Many methods have been used to treat ferrous sulfate, but the large volume of waste ferrous sulfate produced has become a bottleneck for the sustainable development of the titanium dioxide industry in China. However, a newly developed process can utilize the massive volumes of waste, thereby facilitating the sulfur cycle and the recycling of iron resources, where the ferric sulfate obtained from ferrous sulfate by oxidation is decomposed reductively by pyrite, and the decomposition products are magnetite and sulfur dioxide. The reductive decomposition of ferric sulfate by pyrite is a key step in this process. In this study, thermodynamic analysis, tubular reactor experiments, thermogravimetric analysis, X-ray diffraction, and scanning electron microscopy were used to analyze the mechanism and to determine the kinetic model of the decomposition reaction in a nitrogen atmosphere.
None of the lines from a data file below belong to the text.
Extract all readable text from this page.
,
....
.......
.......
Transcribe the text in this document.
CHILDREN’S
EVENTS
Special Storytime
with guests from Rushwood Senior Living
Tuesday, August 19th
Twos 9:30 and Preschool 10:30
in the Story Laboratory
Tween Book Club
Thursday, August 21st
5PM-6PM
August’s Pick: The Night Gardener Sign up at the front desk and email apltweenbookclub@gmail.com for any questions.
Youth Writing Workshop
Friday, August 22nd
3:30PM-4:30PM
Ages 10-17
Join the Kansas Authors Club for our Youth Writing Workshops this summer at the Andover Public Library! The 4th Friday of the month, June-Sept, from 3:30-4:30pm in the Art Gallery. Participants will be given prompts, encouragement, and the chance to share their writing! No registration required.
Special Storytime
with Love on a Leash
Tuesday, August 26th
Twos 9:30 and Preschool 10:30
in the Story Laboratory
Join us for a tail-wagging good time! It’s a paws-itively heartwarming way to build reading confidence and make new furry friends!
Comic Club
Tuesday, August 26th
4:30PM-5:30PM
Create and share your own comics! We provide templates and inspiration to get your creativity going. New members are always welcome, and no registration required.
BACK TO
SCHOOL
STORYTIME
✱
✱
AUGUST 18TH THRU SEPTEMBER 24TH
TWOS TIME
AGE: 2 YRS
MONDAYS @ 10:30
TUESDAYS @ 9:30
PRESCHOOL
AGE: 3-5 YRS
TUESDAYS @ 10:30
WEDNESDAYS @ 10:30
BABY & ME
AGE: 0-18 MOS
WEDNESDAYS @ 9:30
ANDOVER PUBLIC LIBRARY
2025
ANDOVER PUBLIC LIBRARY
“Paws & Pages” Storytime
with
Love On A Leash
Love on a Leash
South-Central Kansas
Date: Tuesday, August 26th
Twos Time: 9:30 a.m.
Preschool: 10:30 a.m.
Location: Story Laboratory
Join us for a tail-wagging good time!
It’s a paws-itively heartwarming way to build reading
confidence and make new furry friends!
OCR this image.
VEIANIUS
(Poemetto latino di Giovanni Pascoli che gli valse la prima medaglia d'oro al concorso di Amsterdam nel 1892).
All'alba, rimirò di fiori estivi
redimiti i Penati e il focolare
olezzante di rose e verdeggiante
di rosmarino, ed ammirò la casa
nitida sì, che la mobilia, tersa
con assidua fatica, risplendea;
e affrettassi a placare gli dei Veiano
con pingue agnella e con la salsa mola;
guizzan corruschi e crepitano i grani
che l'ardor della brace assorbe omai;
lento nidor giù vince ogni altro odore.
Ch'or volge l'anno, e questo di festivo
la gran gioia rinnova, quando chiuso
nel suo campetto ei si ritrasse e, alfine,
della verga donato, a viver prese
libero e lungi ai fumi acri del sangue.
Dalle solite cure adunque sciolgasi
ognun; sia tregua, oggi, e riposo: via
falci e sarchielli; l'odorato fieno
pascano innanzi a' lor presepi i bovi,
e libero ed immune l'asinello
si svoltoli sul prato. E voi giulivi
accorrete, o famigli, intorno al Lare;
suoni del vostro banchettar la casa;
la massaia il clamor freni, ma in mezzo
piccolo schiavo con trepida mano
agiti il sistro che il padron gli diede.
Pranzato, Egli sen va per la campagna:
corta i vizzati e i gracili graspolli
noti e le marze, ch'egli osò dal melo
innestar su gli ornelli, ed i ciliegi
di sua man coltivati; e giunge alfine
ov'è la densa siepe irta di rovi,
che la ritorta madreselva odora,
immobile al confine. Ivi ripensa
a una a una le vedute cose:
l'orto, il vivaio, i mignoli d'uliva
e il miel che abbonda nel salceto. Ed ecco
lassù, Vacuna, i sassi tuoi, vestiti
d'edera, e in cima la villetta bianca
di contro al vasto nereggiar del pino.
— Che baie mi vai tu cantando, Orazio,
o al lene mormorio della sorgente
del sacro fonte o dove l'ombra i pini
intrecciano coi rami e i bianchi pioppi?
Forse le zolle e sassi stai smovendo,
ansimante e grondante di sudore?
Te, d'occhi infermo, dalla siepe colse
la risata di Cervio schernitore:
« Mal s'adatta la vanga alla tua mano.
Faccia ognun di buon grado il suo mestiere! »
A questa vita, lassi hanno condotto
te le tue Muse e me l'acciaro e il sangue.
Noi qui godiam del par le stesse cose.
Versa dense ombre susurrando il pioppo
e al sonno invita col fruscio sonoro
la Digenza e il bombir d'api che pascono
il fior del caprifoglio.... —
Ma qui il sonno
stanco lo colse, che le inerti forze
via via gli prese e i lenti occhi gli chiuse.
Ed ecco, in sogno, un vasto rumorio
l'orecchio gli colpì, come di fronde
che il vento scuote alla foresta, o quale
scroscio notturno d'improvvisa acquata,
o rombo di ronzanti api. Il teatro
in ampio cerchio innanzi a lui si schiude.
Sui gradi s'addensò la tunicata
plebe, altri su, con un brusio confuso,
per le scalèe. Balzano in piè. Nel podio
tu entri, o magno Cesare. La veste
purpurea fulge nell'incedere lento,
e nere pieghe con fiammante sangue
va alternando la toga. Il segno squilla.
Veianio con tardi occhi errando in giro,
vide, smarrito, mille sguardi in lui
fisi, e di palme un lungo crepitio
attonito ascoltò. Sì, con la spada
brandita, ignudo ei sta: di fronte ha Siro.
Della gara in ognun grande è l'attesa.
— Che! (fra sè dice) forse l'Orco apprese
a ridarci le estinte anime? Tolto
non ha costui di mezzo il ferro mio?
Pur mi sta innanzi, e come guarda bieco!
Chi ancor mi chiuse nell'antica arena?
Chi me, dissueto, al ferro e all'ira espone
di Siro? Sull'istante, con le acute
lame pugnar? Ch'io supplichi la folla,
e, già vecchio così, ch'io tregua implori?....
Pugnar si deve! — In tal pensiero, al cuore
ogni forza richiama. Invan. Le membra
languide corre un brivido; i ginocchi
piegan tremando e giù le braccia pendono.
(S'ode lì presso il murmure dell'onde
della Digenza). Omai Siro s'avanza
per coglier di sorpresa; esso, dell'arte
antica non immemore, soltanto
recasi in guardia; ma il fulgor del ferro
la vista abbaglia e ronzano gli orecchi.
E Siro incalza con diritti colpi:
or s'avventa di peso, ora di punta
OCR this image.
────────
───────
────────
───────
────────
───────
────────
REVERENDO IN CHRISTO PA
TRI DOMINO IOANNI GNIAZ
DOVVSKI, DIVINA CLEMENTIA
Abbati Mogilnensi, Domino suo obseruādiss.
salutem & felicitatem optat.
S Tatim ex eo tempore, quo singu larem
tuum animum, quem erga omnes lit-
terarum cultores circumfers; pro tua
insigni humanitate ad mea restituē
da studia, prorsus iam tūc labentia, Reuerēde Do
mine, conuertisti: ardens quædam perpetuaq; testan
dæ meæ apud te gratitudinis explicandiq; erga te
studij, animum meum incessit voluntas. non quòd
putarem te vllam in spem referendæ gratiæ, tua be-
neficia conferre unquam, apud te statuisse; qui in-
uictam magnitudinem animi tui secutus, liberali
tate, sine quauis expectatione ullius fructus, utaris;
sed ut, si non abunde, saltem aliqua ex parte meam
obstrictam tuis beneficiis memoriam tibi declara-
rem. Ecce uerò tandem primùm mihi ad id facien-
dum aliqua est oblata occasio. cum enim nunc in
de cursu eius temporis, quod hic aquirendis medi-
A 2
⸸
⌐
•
The results of the reaction mechanism analysis showed that the process involved in the generation of Fe3O4 is a two-step reaction, i.e., pyrite reacts directly with ferric sulfate to produce Fe2O3, before Fe2O3 reacts with pyrite to generate Fe3O4. Accordingly, the results of the kinetic analysis indicated that the first process follows an n-th order model with autocatalysis (C n), n = 1.344; and the second process follows the Avrami–Erofe’ev nuclei growth model (A n), n = 0.520.